Yes, Hort, do laugh on, for you are about to make one of the most important discoveries of your age! You gleefully bound around back of the cabinet and begin to loosen the screws one by one until NO, YOU FOOL! WHAT THE HELL ARE YOU DOING?!

<3 Mindy <3
NOT WITHOUT YOUR TRUSTY ANTI-STATIC BRACELET!

Jesus Christ, that was a close one. Wiping the beads of anticipation from your brow, you turn to rummage through a nearby toolbox, eventually producing the ESD bracelet, or "Mindy" as you've grown to know her. Strapping Mindy around your wrist and carefully attaching the lead to a grounded screw on the side of the machine, you again set to work removing the screws and are allllmost finished when GOD DAMNIT HAVE YOU NO COMMON SENSE?!


YOU'LL NEED TO WEAR THE PROPER PROTECTIVE EYEWEAR!

Did you suddenly forget your years of training in engineering school? Dr. Zavodney would be most displeased at the carelessness with which you've handled this task! Well, it just so happens that you have an assortment of welder's masks on hand in your basement, and a couple of Velcro straps later, you're back behind the machine, finally ready to...


YOU'LL NEED THIS THING TOO.

You've really got to calm down and think this through, Hort. You're getting nervous and are starting to make some mistakes. What good is the most important scientific discovery since the microwave if you somehow damage the machine in the process of your examinations?

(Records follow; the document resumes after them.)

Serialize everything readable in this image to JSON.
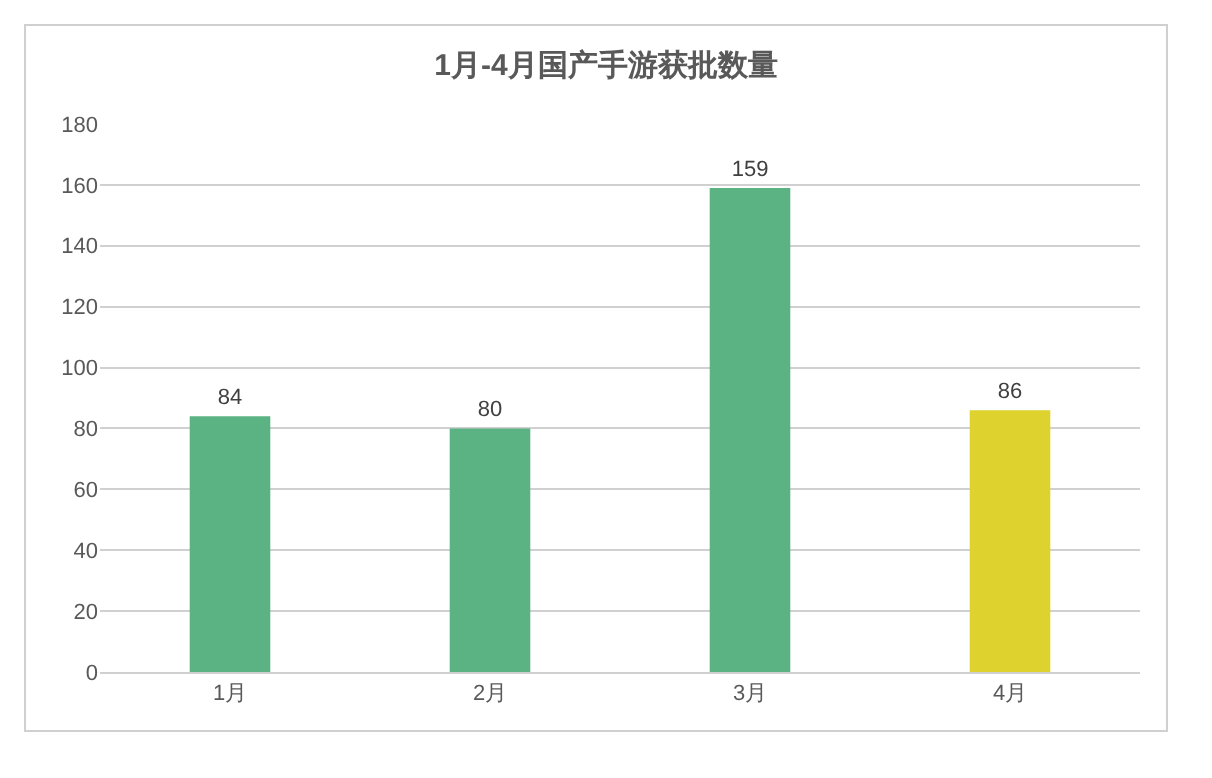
{
  "chart_data": {
    "type": "bar",
    "title": "1月-4月国产手游获批数量",
    "categories": [
      "1月",
      "2月",
      "3月",
      "4月"
    ],
    "values": [
      84,
      80,
      159,
      86
    ],
    "colors": [
      "#5bb283",
      "#5bb283",
      "#5bb283",
      "#ddd22e"
    ],
    "ylim": [
      0,
      180
    ],
    "yticks": [
      0,
      20,
      40,
      60,
      80,
      100,
      120,
      140,
      160,
      180
    ],
    "grid": "y",
    "data_labels": true,
    "legend": false
  }
}
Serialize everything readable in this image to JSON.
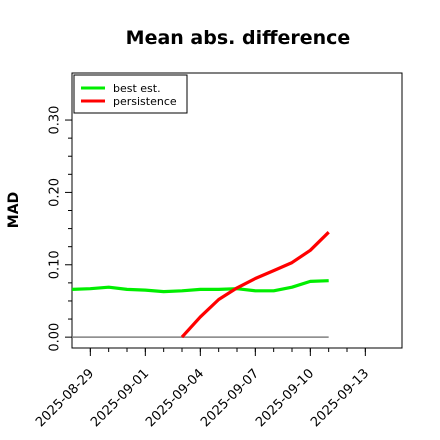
{
  "chart_data": {
    "type": "line",
    "title": "Mean abs. difference",
    "xlabel": "",
    "ylabel": "MAD",
    "x_ticks": [
      "2025-08-29",
      "2025-09-01",
      "2025-09-04",
      "2025-09-07",
      "2025-09-10",
      "2025-09-13"
    ],
    "y_ticks": [
      "0.00",
      "0.10",
      "0.20",
      "0.30"
    ],
    "ylim": [
      -0.015,
      0.365
    ],
    "xlim": [
      "2025-08-28",
      "2025-09-15"
    ],
    "grid": false,
    "legend_position": "top-left",
    "reference_line": {
      "y": 0,
      "x_start": "2025-08-28",
      "x_end": "2025-09-11",
      "color": "#808080"
    },
    "series": [
      {
        "name": "best est.",
        "color": "#00ee00",
        "x": [
          "2025-08-28",
          "2025-08-29",
          "2025-08-30",
          "2025-08-31",
          "2025-09-01",
          "2025-09-02",
          "2025-09-03",
          "2025-09-04",
          "2025-09-05",
          "2025-09-06",
          "2025-09-07",
          "2025-09-08",
          "2025-09-09",
          "2025-09-10",
          "2025-09-11"
        ],
        "y": [
          0.066,
          0.067,
          0.069,
          0.066,
          0.065,
          0.063,
          0.064,
          0.066,
          0.066,
          0.067,
          0.064,
          0.064,
          0.069,
          0.077,
          0.078
        ]
      },
      {
        "name": "persistence",
        "color": "#ff0000",
        "x": [
          "2025-09-03",
          "2025-09-04",
          "2025-09-05",
          "2025-09-06",
          "2025-09-07",
          "2025-09-08",
          "2025-09-09",
          "2025-09-10",
          "2025-09-11"
        ],
        "y": [
          0.0,
          0.028,
          0.052,
          0.068,
          0.081,
          0.092,
          0.103,
          0.12,
          0.145
        ]
      }
    ]
  }
}
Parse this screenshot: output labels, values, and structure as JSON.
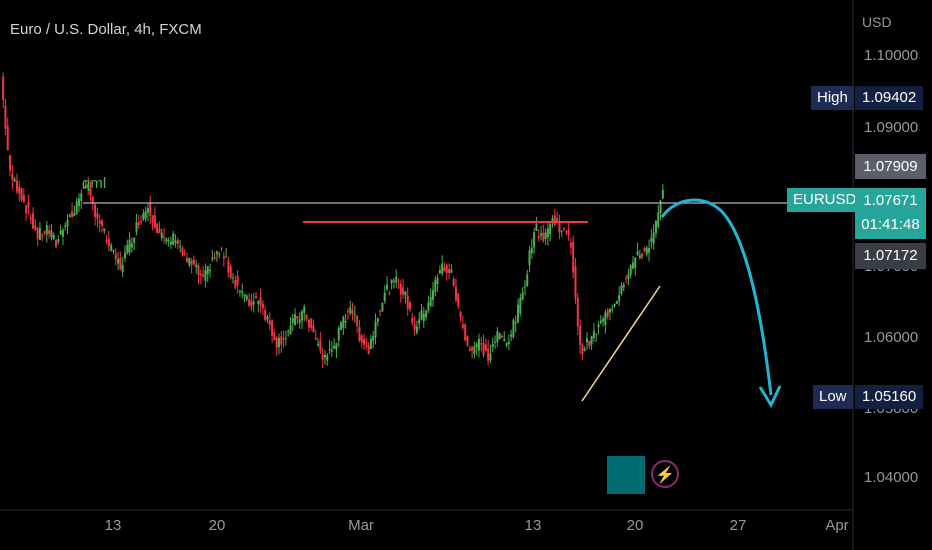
{
  "header": {
    "title": "Euro / U.S. Dollar, 4h, FXCM",
    "currency": "USD"
  },
  "price_axis": {
    "ticks": [
      "1.10000",
      "1.09000",
      "1.07000",
      "1.06000",
      "1.05000",
      "1.04000"
    ]
  },
  "time_axis": {
    "ticks": [
      "13",
      "20",
      "Mar",
      "13",
      "20",
      "27",
      "Apr"
    ]
  },
  "markers": {
    "high_label": "High",
    "high_value": "1.09402",
    "low_label": "Low",
    "low_value": "1.05160",
    "symbol": "EURUSD",
    "last_price": "1.07671",
    "countdown": "01:41:48",
    "upper_price": "1.07909",
    "lower_price": "1.07172"
  },
  "annotation": {
    "qml": "qml"
  },
  "colors": {
    "up": "#4caf50",
    "down": "#f23645",
    "qml_line": "#b2b5be",
    "resistance": "#f23645",
    "trendline": "#f0d88a",
    "arrow": "#1fb6d3"
  },
  "chart_data": {
    "type": "candlestick",
    "title": "Euro / U.S. Dollar, 4h, FXCM",
    "ylabel": "USD",
    "ylim": [
      1.035,
      1.102
    ],
    "x_ticks": [
      "13",
      "20",
      "Mar",
      "13",
      "20",
      "27",
      "Apr"
    ],
    "y_ticks": [
      1.04,
      1.05,
      1.06,
      1.07,
      1.09,
      1.1
    ],
    "close_path": [
      1.092,
      1.079,
      1.077,
      1.074,
      1.071,
      1.072,
      1.07,
      1.073,
      1.074,
      1.078,
      1.075,
      1.072,
      1.069,
      1.067,
      1.07,
      1.073,
      1.075,
      1.072,
      1.07,
      1.071,
      1.068,
      1.067,
      1.065,
      1.068,
      1.069,
      1.066,
      1.064,
      1.062,
      1.063,
      1.06,
      1.057,
      1.058,
      1.06,
      1.061,
      1.058,
      1.055,
      1.056,
      1.059,
      1.062,
      1.058,
      1.056,
      1.061,
      1.064,
      1.065,
      1.063,
      1.059,
      1.061,
      1.064,
      1.067,
      1.066,
      1.06,
      1.056,
      1.057,
      1.055,
      1.058,
      1.057,
      1.06,
      1.065,
      1.072,
      1.071,
      1.073,
      1.072,
      1.07,
      1.056,
      1.057,
      1.059,
      1.061,
      1.063,
      1.066,
      1.068,
      1.069,
      1.071,
      1.0767
    ],
    "qml_level": 1.0785,
    "resistance_level": 1.0742,
    "high": 1.09402,
    "low": 1.0516,
    "last": 1.07671
  }
}
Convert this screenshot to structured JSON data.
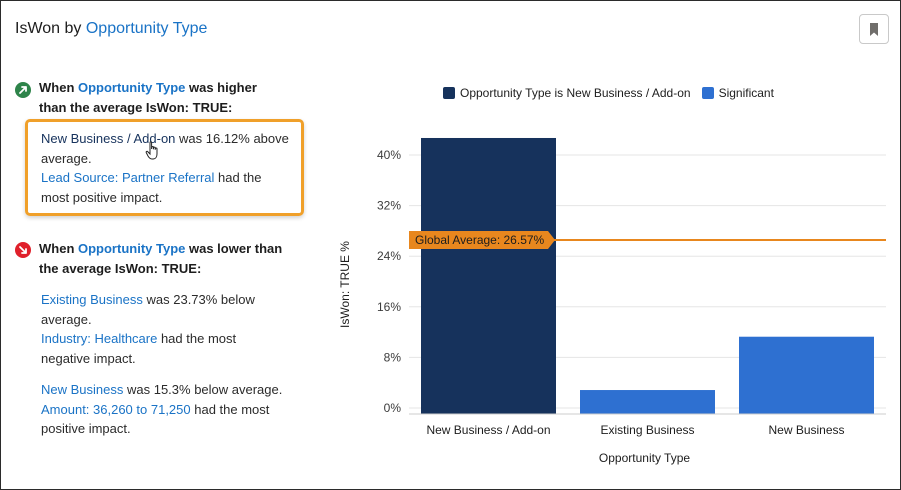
{
  "card": {
    "title_prefix": "IsWon by ",
    "title_field": "Opportunity Type",
    "bookmark_icon": "bookmark-icon"
  },
  "higher": {
    "badge_color": "#2e844a",
    "head_pre": "When ",
    "head_field": "Opportunity Type",
    "head_post_1": " was higher",
    "head_post_2": "than the average IsWon: TRUE:",
    "finding": {
      "value_link": "New Business / Add-on",
      "text_1": " was 16.12% above",
      "text_2": "average.",
      "factor_link": "Lead Source: Partner Referral",
      "text_3": " had the",
      "text_4": "most positive impact."
    }
  },
  "lower": {
    "badge_color": "#e0202b",
    "head_pre": "When ",
    "head_field": "Opportunity Type",
    "head_post_1": " was lower than",
    "head_post_2": "the average IsWon: TRUE:",
    "findings": [
      {
        "value_link": "Existing Business",
        "text_1": " was 23.73% below",
        "text_2": "average.",
        "factor_link": "Industry: Healthcare",
        "text_3": " had the most",
        "text_4": "negative impact."
      },
      {
        "value_link": "New Business",
        "text_1": " was 15.3% below average.",
        "factor_link": "Amount: 36,260 to 71,250",
        "text_3": " had the most",
        "text_4": "positive impact."
      }
    ]
  },
  "colors": {
    "dark_bar": "#16325c",
    "light_bar": "#2e70d1",
    "average_line": "#e8871e",
    "link": "#1a73c6",
    "highlight": "#f0a02a"
  },
  "chart_data": {
    "type": "bar",
    "legend": [
      {
        "name": "Opportunity Type is New Business / Add-on",
        "color": "#16325c"
      },
      {
        "name": "Significant",
        "color": "#2e70d1"
      }
    ],
    "legend_position": "top",
    "categories": [
      "New Business / Add-on",
      "Existing Business",
      "New Business"
    ],
    "values": [
      42.69,
      2.84,
      11.27
    ],
    "bar_colors": [
      "#16325c",
      "#2e70d1",
      "#2e70d1"
    ],
    "ylabel": "IsWon: TRUE %",
    "xlabel": "Opportunity Type",
    "ylim": [
      0,
      40
    ],
    "yticks": [
      "0%",
      "8%",
      "16%",
      "24%",
      "32%",
      "40%"
    ],
    "ytick_values": [
      0,
      8,
      16,
      24,
      32,
      40
    ],
    "reference_line": {
      "label": "Global Average: 26.57%",
      "value": 26.57
    },
    "grid": true
  }
}
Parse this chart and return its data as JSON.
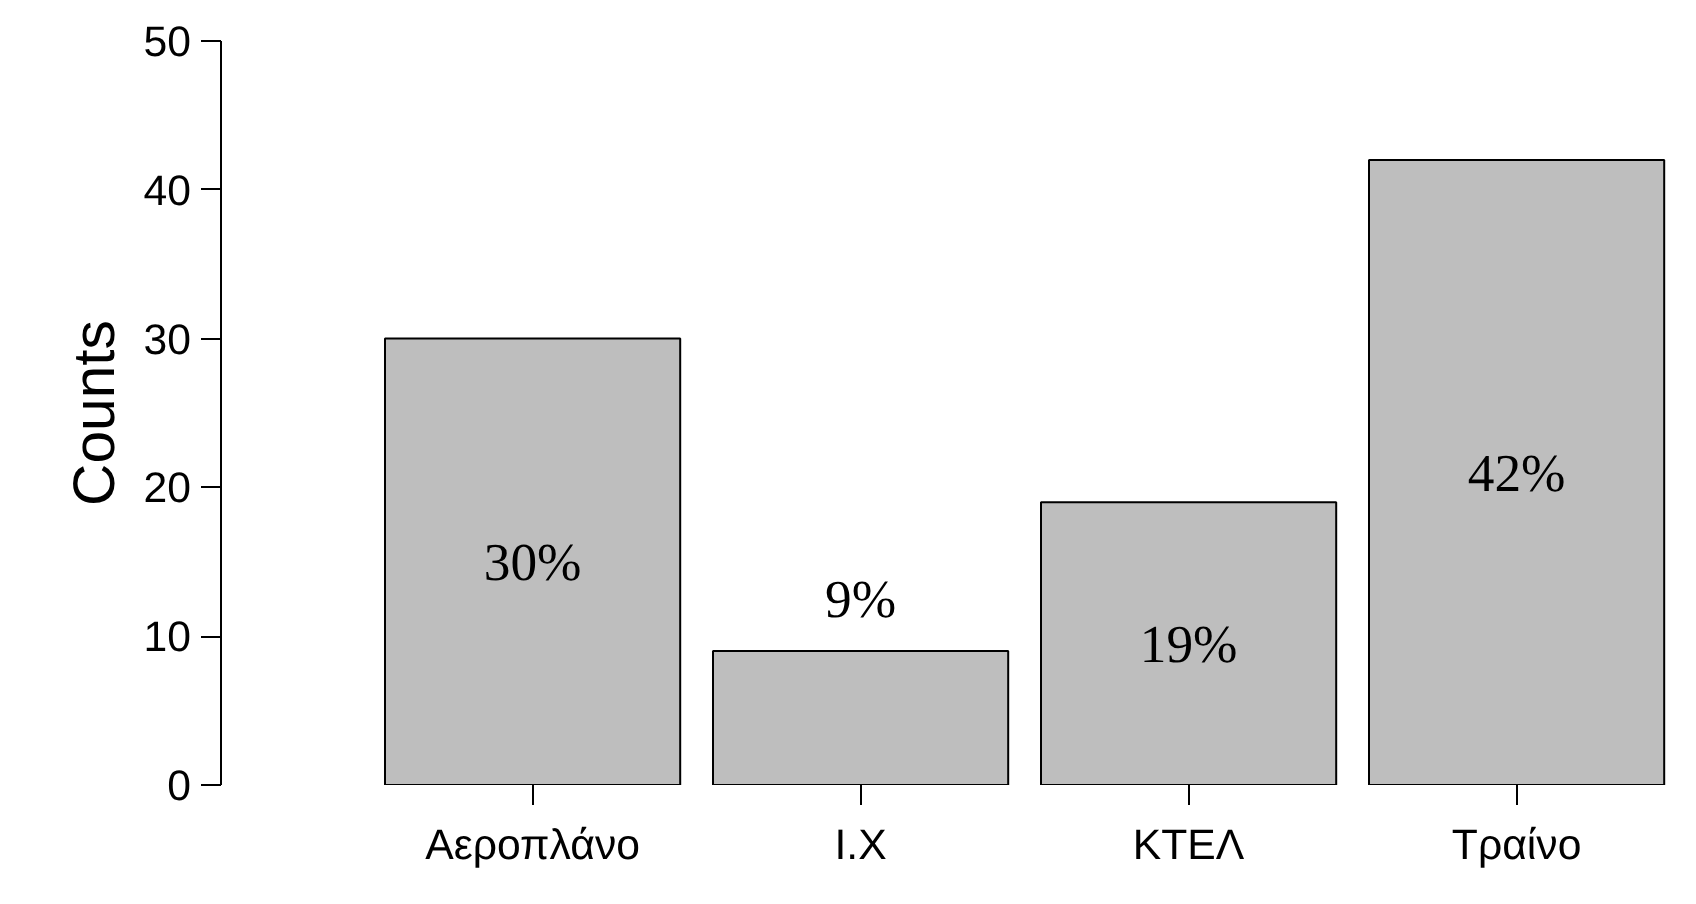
{
  "chart_data": {
    "type": "bar",
    "ylabel": "Counts",
    "categories": [
      "Αεροπλάνο",
      "Ι.Χ",
      "ΚΤΕΛ",
      "Τραίνο"
    ],
    "values": [
      30,
      9,
      19,
      42
    ],
    "value_labels": [
      "30%",
      "9%",
      "19%",
      "42%"
    ],
    "color": "#bebebe",
    "ylim": [
      0,
      50
    ],
    "yticks": [
      0,
      10,
      20,
      30,
      40,
      50
    ],
    "grid": false
  }
}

Well, now that you've got your bracelet, goggles, bizarre prism device, teddy bear, month's supply of cat food, and a battery-operated magic wand, you're finally ready to remove the back panel of the machine. Upon loosening the final screw, the panel unhinges and cracks you right on the head. In a dazed reaction, you stagger backward and reach out for a hand-hold, gripping the side of the machine and pulling it down on top of yourself in a thunderous crash. The screen in the cabinet cracks with the force of the impact and implodes, perforating your smashed body with inch-thick shards of tempered glass.

If only you had remembered the stabilizing brackets! Way to get ahead of yourself there, buddy!

ATTACH YOUR WRIST STRAP FOR PROPER
MOUSE SAFETY AND START OVER, BUTTERFINGERS!